Guadagnino has made an ambitious homage, but it doesn't really benefit from its more intellectualized gaze, instead draining the stomach-churning thrills of great horror.
Variety's Owen Gleiberman also walked away from Suspiria feeling underwhelmed, noting that there are few shocks in the movie and that the story leaves a lot to be desired.
Director Luca Guadagnino has remade Dario Argento's flamboyant nuthouse horror movie into an art film about dance and witches in divided Berlin that's so self-serious it forgets to scare you.
On the positive end of the spectrum, Emily Yoshida from Vulture said in her review that Suspiria succeeds in re-imagining its predecessor, even if it is in no way "comfortable."
Suspiria is a gorgeous, hideous, uncompromising film, and while it seeks to do many things, settling our minds about the brutality of the past and human nature is not one of them.
Indiewire's David Ehrlich also enjoyed Suspiria, giving it an A- score and noting that it's not so much a remake of the original movie as it is an "estranged sibling" with its "richer, more explicit" presentation of the central "nightmare."

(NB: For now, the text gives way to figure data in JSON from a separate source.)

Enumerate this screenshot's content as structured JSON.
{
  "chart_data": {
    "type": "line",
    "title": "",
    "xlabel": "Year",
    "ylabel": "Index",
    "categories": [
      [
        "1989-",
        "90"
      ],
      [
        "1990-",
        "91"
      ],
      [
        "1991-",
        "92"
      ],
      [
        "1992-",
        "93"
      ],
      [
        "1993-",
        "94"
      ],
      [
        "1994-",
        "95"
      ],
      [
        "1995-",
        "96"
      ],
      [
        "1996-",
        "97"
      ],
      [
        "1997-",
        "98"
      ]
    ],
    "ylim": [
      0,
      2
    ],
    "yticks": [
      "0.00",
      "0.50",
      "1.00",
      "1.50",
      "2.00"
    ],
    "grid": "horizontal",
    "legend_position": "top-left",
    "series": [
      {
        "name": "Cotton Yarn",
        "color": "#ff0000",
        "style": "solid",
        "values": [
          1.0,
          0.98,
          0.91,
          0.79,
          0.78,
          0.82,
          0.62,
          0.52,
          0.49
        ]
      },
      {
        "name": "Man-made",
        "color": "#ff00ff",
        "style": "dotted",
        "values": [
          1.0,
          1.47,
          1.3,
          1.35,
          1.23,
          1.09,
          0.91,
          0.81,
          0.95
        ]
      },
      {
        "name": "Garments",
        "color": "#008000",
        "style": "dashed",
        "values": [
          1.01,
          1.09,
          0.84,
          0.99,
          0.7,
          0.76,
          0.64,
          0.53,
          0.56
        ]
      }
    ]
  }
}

Suspiria is a film of rare and unfettered madness, and it leaves behind a scalding message that's written in pain and blood: The future will be a nightmare if we can't take responsibility for the past.
Finally, Alonso Duralde from The Wrap wasn't a fan of Suspiria, declaring that Luca Guadagnino's version of the story is paced with boredom, confusion and "a dollop of disappointment and irritation."
The frights aren't frightening, the political subtext never connects with the rest of the movie, and even Guadagnino's generally unfailing visual sense isn't enough to put this over.